ImmunoGen partnered with the GOG Foundation Inc., a leader in clinical research in gynecologic malignancies, on FORWARD I, which was conducted in North America and Europe.
ImmunoGen is developing the next generation of antibody-drug conjugates (ADCs) to improve outcomes for cancer patients. By generating targeted therapies with enhanced anti-tumor activity and favorable tolerability profiles, we aim to disrupt the progression of cancer and offer our patients more good days. We call this our commitment to “target a better now.”
Learn more about who we are, what we do, and how we do it at www.immunogen.com.
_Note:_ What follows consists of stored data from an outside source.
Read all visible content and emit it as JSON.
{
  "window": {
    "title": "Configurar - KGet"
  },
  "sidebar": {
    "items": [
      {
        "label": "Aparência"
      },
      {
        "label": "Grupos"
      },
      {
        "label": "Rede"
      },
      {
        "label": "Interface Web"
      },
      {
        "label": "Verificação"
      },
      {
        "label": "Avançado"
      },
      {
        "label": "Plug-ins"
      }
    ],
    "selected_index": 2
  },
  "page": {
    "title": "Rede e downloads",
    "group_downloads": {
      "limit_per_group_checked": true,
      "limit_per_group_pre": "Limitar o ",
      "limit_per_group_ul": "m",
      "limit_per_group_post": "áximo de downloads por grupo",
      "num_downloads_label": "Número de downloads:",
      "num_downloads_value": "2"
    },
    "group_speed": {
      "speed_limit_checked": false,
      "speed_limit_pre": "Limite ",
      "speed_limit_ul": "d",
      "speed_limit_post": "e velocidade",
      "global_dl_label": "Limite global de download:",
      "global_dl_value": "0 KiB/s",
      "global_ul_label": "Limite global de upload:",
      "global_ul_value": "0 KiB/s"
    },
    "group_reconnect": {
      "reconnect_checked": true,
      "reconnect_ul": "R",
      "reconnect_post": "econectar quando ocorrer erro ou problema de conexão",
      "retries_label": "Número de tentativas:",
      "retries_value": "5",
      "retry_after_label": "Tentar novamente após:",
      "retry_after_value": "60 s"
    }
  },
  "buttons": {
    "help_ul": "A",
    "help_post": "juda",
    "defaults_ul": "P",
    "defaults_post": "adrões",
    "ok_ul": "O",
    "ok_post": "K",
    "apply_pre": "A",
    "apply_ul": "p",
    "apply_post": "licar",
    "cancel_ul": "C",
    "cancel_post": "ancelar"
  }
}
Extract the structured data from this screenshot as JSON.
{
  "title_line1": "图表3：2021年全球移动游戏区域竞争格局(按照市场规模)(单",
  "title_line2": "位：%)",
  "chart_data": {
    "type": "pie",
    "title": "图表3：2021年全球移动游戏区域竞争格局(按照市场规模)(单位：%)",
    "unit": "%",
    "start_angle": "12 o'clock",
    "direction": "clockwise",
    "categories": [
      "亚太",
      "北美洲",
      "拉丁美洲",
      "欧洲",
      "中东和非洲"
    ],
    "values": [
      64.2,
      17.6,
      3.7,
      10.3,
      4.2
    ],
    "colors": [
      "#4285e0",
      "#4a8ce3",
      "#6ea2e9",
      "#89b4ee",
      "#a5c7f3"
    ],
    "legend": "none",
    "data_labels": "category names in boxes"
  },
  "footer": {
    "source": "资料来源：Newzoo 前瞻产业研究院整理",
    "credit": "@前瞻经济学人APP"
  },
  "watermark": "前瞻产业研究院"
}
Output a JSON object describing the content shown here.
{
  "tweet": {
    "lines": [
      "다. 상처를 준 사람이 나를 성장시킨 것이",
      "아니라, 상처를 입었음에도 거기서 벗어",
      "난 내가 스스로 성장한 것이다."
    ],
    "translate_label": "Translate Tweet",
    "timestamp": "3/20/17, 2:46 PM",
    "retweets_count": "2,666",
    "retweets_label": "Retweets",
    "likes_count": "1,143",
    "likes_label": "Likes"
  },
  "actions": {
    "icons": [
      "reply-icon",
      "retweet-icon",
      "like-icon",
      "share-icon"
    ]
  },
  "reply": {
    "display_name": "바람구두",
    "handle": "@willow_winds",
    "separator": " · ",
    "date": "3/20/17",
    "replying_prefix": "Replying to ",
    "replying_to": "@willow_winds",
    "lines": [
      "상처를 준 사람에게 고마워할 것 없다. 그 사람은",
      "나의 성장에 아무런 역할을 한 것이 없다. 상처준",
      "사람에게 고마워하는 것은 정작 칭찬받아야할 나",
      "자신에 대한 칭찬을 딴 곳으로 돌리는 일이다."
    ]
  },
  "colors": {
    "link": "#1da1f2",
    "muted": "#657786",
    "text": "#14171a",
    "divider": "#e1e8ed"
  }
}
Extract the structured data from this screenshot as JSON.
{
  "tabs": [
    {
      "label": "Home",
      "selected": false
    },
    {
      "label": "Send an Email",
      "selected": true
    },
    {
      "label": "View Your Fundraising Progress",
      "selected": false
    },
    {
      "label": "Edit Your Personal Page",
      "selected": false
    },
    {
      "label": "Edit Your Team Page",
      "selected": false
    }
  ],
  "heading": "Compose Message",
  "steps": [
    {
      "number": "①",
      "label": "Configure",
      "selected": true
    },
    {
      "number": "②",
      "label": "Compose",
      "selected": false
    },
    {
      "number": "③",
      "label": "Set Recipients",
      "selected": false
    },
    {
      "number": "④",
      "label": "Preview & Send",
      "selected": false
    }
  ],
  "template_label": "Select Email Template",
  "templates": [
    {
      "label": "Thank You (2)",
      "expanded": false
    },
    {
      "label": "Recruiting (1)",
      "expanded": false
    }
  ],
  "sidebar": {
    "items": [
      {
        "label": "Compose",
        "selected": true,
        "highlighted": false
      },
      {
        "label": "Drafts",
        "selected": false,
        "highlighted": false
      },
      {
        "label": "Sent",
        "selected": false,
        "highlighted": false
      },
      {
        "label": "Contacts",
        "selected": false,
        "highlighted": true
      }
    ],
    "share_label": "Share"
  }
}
This press release includes forward-looking statements regarding ImmunoGen’s expectations related to: the design and potential success of ImmunoGen’s future mirvetuximab soravtansine studies and regulatory pathway, including the timing of initiating and receiving data from, as well as the likelihood of success of, the planned registration study of mirvetuximab. For these statements, ImmunoGen claims the protection of the safe harbor for forward-looking statements provided by the Private Securities Litigation Reform Act of 1995. Various factors could cause ImmunoGen’s actual results to differ materially from those discussed or implied in the forward-looking statements, and you are cautioned not to place undue reliance on these forward-looking statements, which are current only as of the date of this release. Factors that could cause future results to differ materially from such expectations include, but are not limited to: the timing and results of communications with FDA, risks and uncertainties related to the execution of the restructuring of the Company’s operations, the Company’s ability to control future spending and obtain additional funds to enable it to fund its continuing operations through the release of top-line results from the planned mirvetuximab pivotal study, the possibility that future studies fail to replicate the data indicated in the exploratory analyses of the FORWARD 1 data, and the risks and uncertainties inherent in the Company’s development programs, including clinical studies and regulatory processes, their timings and results. A review of these risks can be found under the heading “Risk Factors” in ImmunoGen’s Annual Report on Form 10-K for the year ended December 31, 2018 and subsequent documents filed with the Securities and Exchange Commission.